How to Architect a Query Compiler, Revisited [pdf]

rwhaling · on Aug 27, 2018

It's always nice to see the papers that come out of Tiark Rompf's group. For background, here are some other great ones:

Lightweight Modular Staging: A Pragmatic Approach to Runtime Code Generation and Compiled DSLs https://infoscience.epfl.ch/record/150347/files/gpce63-rompf...

Collapsing Towers of Interpreters: https://www.cs.purdue.edu/homes/rompf/papers/amin-popl18.pdf

LMS-Verify: Abstraction Without Regret for Verified Systems Programming: http://lampwww.epfl.ch/~amin/pub/lms-verify.pdf

There's a ton more. Nada Amin's talks on the last two papers are excellent also:

https://www.youtube.com/watch?v=QuJ-cEvH_oI https://www.youtube.com/watch?v=Ywy_eSzCLi8

Oh, and I forgot my favorite: Functional Pearl: A SQL to C Compiler in 500 Lines of Code https://www.cs.purdue.edu/homes/rompf/papers/rompf-icfp15.pd...

Some really mind-blowing stuff.

dman · on Aug 27, 2018

Thanks for taking the time to share pointers to other papers! If there is one thing I like better than a post linking to a paper I want to read, its a post linking to a paper I want to read and with comments linking to other related work.

zokier · on Aug 27, 2018

Worth pointing out that "Lightweight Modular Staging: A Pragmatic Approach to Runtime Code Generation and Compiled DSLs" is also co-authored by Martin Odersky of Scala fame. Definitely looks like good stuff.

tiarkrompf · on Aug 28, 2018

No surprise here, as Martin was my PhD advisor :)

tiarkrompf · on Aug 28, 2018

Thank you -- made my day!

tiarkrompf · on Aug 28, 2018

Hi all,

Author here, great to see our paper on the front page today. Happy to answer any questions!
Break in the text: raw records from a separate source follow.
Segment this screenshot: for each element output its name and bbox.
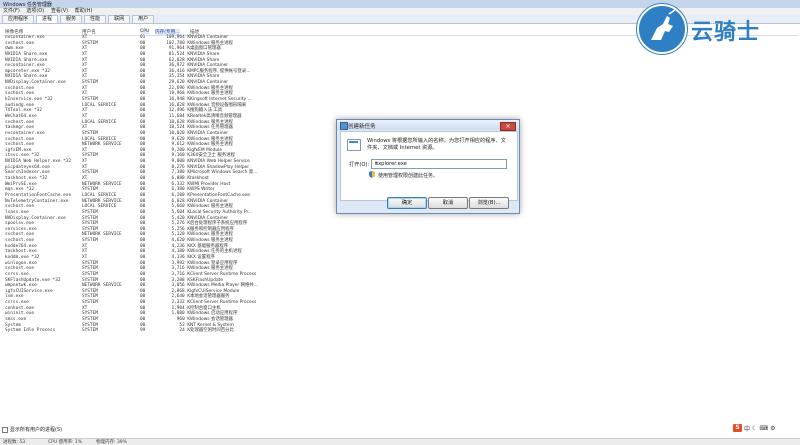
show-all-users-label: 显示所有用户的进程(S) [10,427,63,433]
system-tray: S 中 ☾ ⌨ ⚙ [733,423,799,433]
status-cpu: CPU 使用率: 1% [48,440,83,445]
keyboard-icon[interactable]: ⌨ [759,425,768,432]
tab-processes[interactable]: 进程 [36,15,59,23]
menu-view[interactable]: 查看(V) [51,8,68,14]
header-cpu[interactable]: CPU [140,29,150,34]
tab-performance[interactable]: 性能 [84,15,107,23]
watermark-brand: 云骑士 [691,20,761,45]
cell-description: 处理器空闲时间百分比 [190,328,234,334]
menu-options[interactable]: 选项(O) [26,8,44,14]
menu-file[interactable]: 文件(F) [3,8,20,14]
browse-button[interactable]: 浏览(B)... [469,197,509,209]
tab-services[interactable]: 服务 [60,15,83,23]
dialog-title: 创建新任务 [348,124,376,130]
gear-icon[interactable]: ⚙ [770,425,775,432]
watermark-logo: 云骑士 [633,2,793,54]
process-table: 映像名称 用户名 CPU 内存(专用... 描述 nvcontainer.exe… [2,29,798,417]
tab-networking[interactable]: 联网 [108,15,131,23]
status-processes: 进程数: 53 [3,440,26,445]
table-row[interactable]: System Idle Process SYSTEM 99 24 K 处理器空闲时间百分… [2,328,798,334]
cancel-button[interactable]: 取消 [428,197,468,209]
ime-mode-label[interactable]: 中 [744,424,750,433]
tab-applications[interactable]: 应用程序 [2,15,35,23]
open-input[interactable]: explorer.exe ▾ [371,159,507,169]
admin-note: 使用管理权限创建此任务。 [378,173,439,179]
status-memory: 物理内存: 39% [96,440,127,445]
cell-image-name: System Idle Process [5,328,56,334]
show-all-users-checkbox[interactable]: 显示所有用户的进程(S) [2,426,62,433]
window-title: Windows 任务管理器 [3,2,52,8]
cell-cpu: 99 [140,328,146,334]
ok-button[interactable]: 确定 [387,197,427,209]
knight-logo-icon [637,4,687,54]
chevron-down-icon[interactable]: ▾ [375,161,504,166]
checkbox-box[interactable] [2,426,8,433]
cell-memory: 24 K [179,328,190,334]
run-icon [340,122,348,130]
create-task-dialog: 创建新任务 ✕ Windows 将根据您所输入的名称，为您打开相应的程序、文件夹… [336,119,520,214]
shield-icon [369,171,375,178]
cell-user-name: SYSTEM [82,328,98,334]
dialog-prompt: Windows 将根据您所输入的名称，为您打开相应的程序、文件夹、文档或 Int… [367,138,506,151]
ime-icon[interactable]: S [733,424,742,432]
tab-users[interactable]: 用户 [132,15,155,23]
moon-icon[interactable]: ☾ [752,425,757,432]
dialog-body: Windows 将根据您所输入的名称，为您打开相应的程序、文件夹、文档或 Int… [340,131,518,201]
close-icon[interactable]: ✕ [500,122,516,131]
menu-help[interactable]: 帮助(H) [75,8,93,14]
open-label: 打开(O): [349,162,370,168]
dialog-titlebar: 创建新任务 ✕ [337,120,519,131]
run-program-icon [347,139,361,151]
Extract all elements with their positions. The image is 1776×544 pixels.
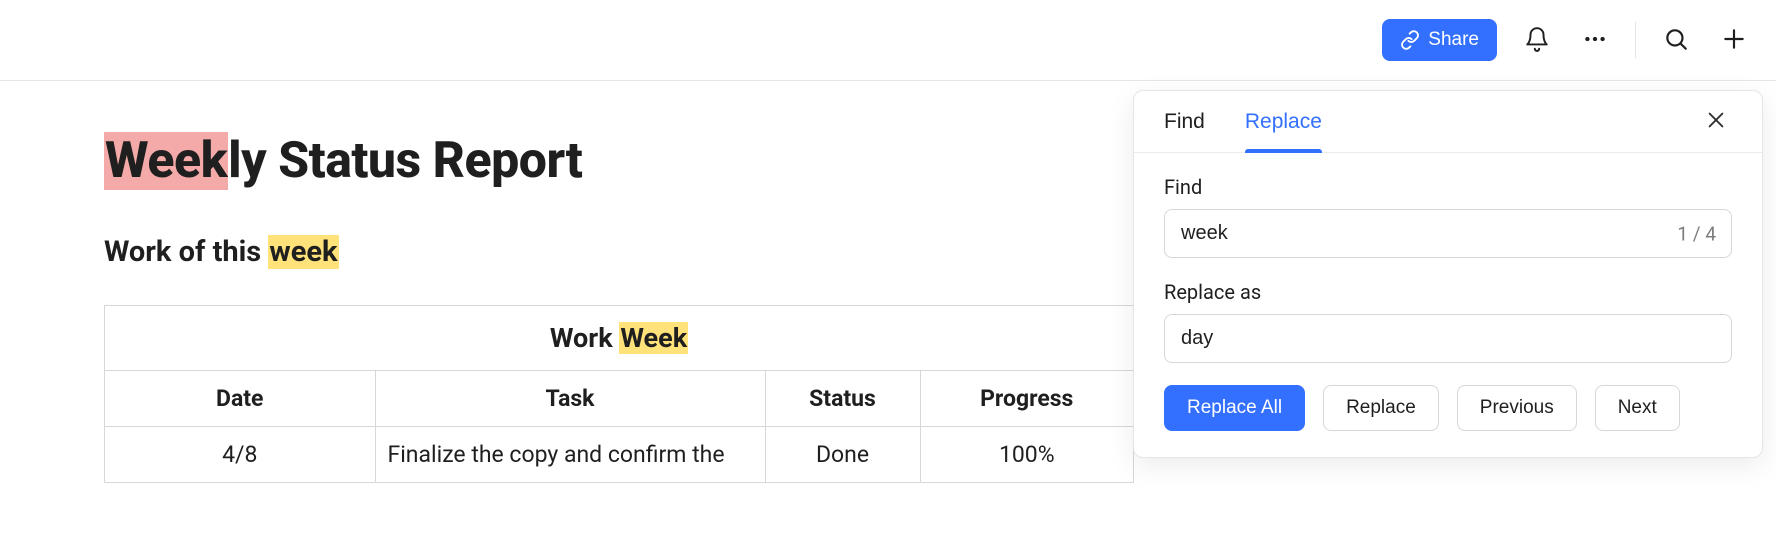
more-button[interactable] [1577,22,1613,58]
find-replace-panel: Find Replace Find 1 / 4 Replace as Repla… [1133,90,1763,458]
page-title[interactable]: Weekly Status Report [104,131,1240,191]
add-button[interactable] [1716,22,1752,58]
cell-date[interactable]: 4/8 [105,427,375,483]
find-input-row: 1 / 4 [1164,209,1732,258]
bell-icon [1524,26,1550,55]
document: Weekly Status Report Work of this week W… [0,81,1240,483]
search-button[interactable] [1658,22,1694,58]
share-button[interactable]: Share [1382,19,1497,61]
replace-button[interactable]: Replace [1323,385,1439,431]
search-current-match: Week [104,132,228,190]
column-task[interactable]: Task [375,371,765,427]
table-header-row: Date Task Status Progress [105,371,1133,427]
table-row: 4/8 Finalize the copy and confirm the Do… [105,427,1133,483]
panel-buttons: Replace All Replace Previous Next [1164,385,1732,431]
title-rest: ly Status Report [228,132,582,190]
replace-all-button[interactable]: Replace All [1164,385,1305,431]
replace-input-row [1164,314,1732,363]
tab-replace[interactable]: Replace [1245,91,1322,152]
plus-icon [1721,26,1747,55]
share-button-label: Share [1428,29,1479,51]
tab-find[interactable]: Find [1164,91,1205,152]
column-progress[interactable]: Progress [920,371,1133,427]
toolbar-divider [1635,22,1636,58]
column-date[interactable]: Date [105,371,375,427]
topbar: Share [0,0,1776,81]
table: Work Week Date Task Status Progress 4/8 … [104,305,1134,483]
panel-body: Find 1 / 4 Replace as Replace All Replac… [1134,153,1762,457]
subhead-prefix: Work of this [104,235,268,269]
cell-status[interactable]: Done [765,427,920,483]
previous-button[interactable]: Previous [1457,385,1577,431]
search-match: week [268,235,338,269]
table-title-prefix: Work [550,322,619,354]
link-icon [1400,30,1420,50]
cell-progress[interactable]: 100% [920,427,1133,483]
search-match: Week [619,322,688,354]
replace-input[interactable] [1164,314,1732,363]
panel-close-button[interactable] [1700,106,1732,138]
table-title[interactable]: Work Week [105,306,1133,371]
panel-tabs: Find Replace [1134,91,1762,153]
replace-label: Replace as [1164,280,1732,304]
ellipsis-icon [1582,26,1608,55]
close-icon [1705,109,1727,134]
match-counter: 1 / 4 [1677,222,1716,245]
notifications-button[interactable] [1519,22,1555,58]
next-button[interactable]: Next [1595,385,1680,431]
cell-task[interactable]: Finalize the copy and confirm the [375,427,765,483]
search-icon [1663,26,1689,55]
column-status[interactable]: Status [765,371,920,427]
section-heading[interactable]: Work of this week [104,235,1240,269]
find-label: Find [1164,175,1732,199]
find-input[interactable] [1164,209,1732,258]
Since Spark was already mentioned in the comments, you might be interesting in the parallel/follow-on work we did applying similar techniques to accelerate Spark:

"Flare: Optimizing Apache Spark for Scale-Up Architectures and Medium-Size Data" (to appear at OSDI, preprint here: https://www.cs.purdue.edu/homes/rompf/papers/essertel-osdi18...)

If you're running Spark in production and are interested in trying it out, please leave your contact data here: https://flaredata.github.io. We're a small team and have a long waitlist, but should have some open slots in our private beta program this Fall.

Cheers, - Tiark

chrisaycock · on Aug 28, 2018

I'm glad to see the paper specifically contrast iterator approaches (pull model) versus a "data-centric" approach (push model). This was indeed the issue I've seen with Apache Spark's RDD.

Imagine a common pipeline:

  - input data
  - process data
  - output data

Using iterators, the output logic loops over an abstract next() interface provided by the process logic, which in turn loops over another abstract next() interface provided by the input logic. Given a long enough chain of dependent processes, the CPU's cache will be obliterated.

If we were to write code in a regular programming language by hand, we would never use such an inverted model. Instead, we would directly input the data, process it, and then output it. That's exactly what the paper proposes; the authors supply a callback function at the major stages of query evaluation. They use this model in the context of writing a compiler to speed query execution.

It's worth noting that the Spark maintainers also realized that iterators have bad performance and that newer versions of Spark follow the compiler approach:

https://databricks.com/blog/2016/05/23/apache-spark-as-a-com...

atombender · on Aug 28, 2018

As someone working on exactly such a query engine, this is very interesting, thanks.

It's worth noting that Rust uses iterators extensively, yet is able to get around much of the issues with the pull model by being able to optimize and inline iteration loops.

I believe its starting point for getting good performance here is by making iterators — i.e., the std::iter::Iterator trait — a first-class trait. For example, "for v in iter" knows about how to loop over iterators, and "for v in values" sees if "values" implements the IntoIter trait to turn it into an iterator. Rust also avoids vtable lookup when the value is not a polymorphic boxed trait. Together, this means it can aggressively inline and unroll iteration loops. I'm sure they use other tricks, as well.

voidmain · on Aug 28, 2018

Not all kinds of query plans can be expressed as nested loops, though. Index intersections and other ordered merge operations are very useful, and how do you do them with only nested loop plans?